Losing our nerve is quite common; wanting to go back to how things were, or just stay fixed to the spot is normal and it takes huge courage to move forward…
But move forward we must, as often it’s the change that give us the power to really discover our true strength.
So how we do that?
Stage 2. Moving towards realignment
At this stage we begin to experiment with the ‘new normal’ and begin to feel more aligned.
We thaw out and come in from the cold.
How do we do this? We do it with the help and support of others. Sometimes we seek them out; sometimes they come to us. They encourage us to attempt things, to see how the new world works, to try out new methods, to be curious and to meet new people.

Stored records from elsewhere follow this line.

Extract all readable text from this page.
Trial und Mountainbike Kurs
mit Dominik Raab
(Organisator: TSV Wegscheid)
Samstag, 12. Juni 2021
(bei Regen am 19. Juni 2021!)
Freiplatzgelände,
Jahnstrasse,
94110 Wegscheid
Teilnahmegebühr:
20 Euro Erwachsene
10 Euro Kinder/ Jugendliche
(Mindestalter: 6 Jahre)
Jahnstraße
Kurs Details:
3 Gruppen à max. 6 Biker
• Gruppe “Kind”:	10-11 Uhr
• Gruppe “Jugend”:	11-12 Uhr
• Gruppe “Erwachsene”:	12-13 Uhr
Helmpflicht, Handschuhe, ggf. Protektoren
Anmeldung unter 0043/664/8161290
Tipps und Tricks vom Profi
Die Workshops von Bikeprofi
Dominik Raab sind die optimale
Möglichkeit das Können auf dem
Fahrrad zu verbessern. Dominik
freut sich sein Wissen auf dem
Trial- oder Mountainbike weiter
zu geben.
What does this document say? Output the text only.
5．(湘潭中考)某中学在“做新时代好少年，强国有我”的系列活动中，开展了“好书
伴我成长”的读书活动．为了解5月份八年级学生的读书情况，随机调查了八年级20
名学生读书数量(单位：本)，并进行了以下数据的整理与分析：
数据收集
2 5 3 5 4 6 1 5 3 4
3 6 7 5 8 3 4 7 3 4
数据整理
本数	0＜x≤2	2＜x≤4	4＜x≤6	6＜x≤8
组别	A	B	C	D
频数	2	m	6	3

Moving towards realignment comes down to regaining control of ourselves and our situation. We know this because often those who struggle can see themselves as the victims and they say;
‘I have no control over this change…it’s being ‘done to me’.
A technique I always rely on at times like this is the ‘Circle of Control’ (Fig 1.).
Firstly, I work with people to see how much control they feel they have over their feelings, their work tasks and their relationships. I ask them to list the things that they feel they have personal control over? This takes some prompting, and nurturing, as people at this stage naturally struggle to feel in control.
Next, I ask them to focus on the influence they can have and how they can increase this influence, to gather support around them and increase their impact at this time.
Lastly, I ask them to reflect on the things that they just need to appreciate are going on around them; and I encourage them to let some things go!
In this way, I can help to release them from the burden of wanting and needing to control everything at once!
Stage 3. Turning to face the future
At this stage, slowly and gently, like a child learning to walk, we can tentatively take our first steps towards the future. We have now reached the stage of acceptance. We are ready to face the new world.
What does that new world look like? Well, I guess it’s like when we are driving in the fog and we can only see as far as our headlights will let us see; the new world looks misty. But, despite this, we are still making progress and when the fog lifts, it will become clearer.
We naturally find that because of what we have been though, we feel renewed and stronger. We have turned and faced the change head-on and we begin to feel integrated into the world – like we belong again. Coincidentally, we begin to feel more confident and competent and eager to help others to feel the same. We may even become change champions!
And so, on reflection, I recognise that the temptation is to rush through the change, but like my physiotherapist told me all those years ago, when I couldn’t move my arm, ‘Vanessa, do everything I have said, consciously and consistently, in the right order, and you will regain your movement’. At the time it seemed impossible to imagine! But then slowly, incrementally, consciously, it happened.
To sum up, there are no quick fixes with the human body and soul!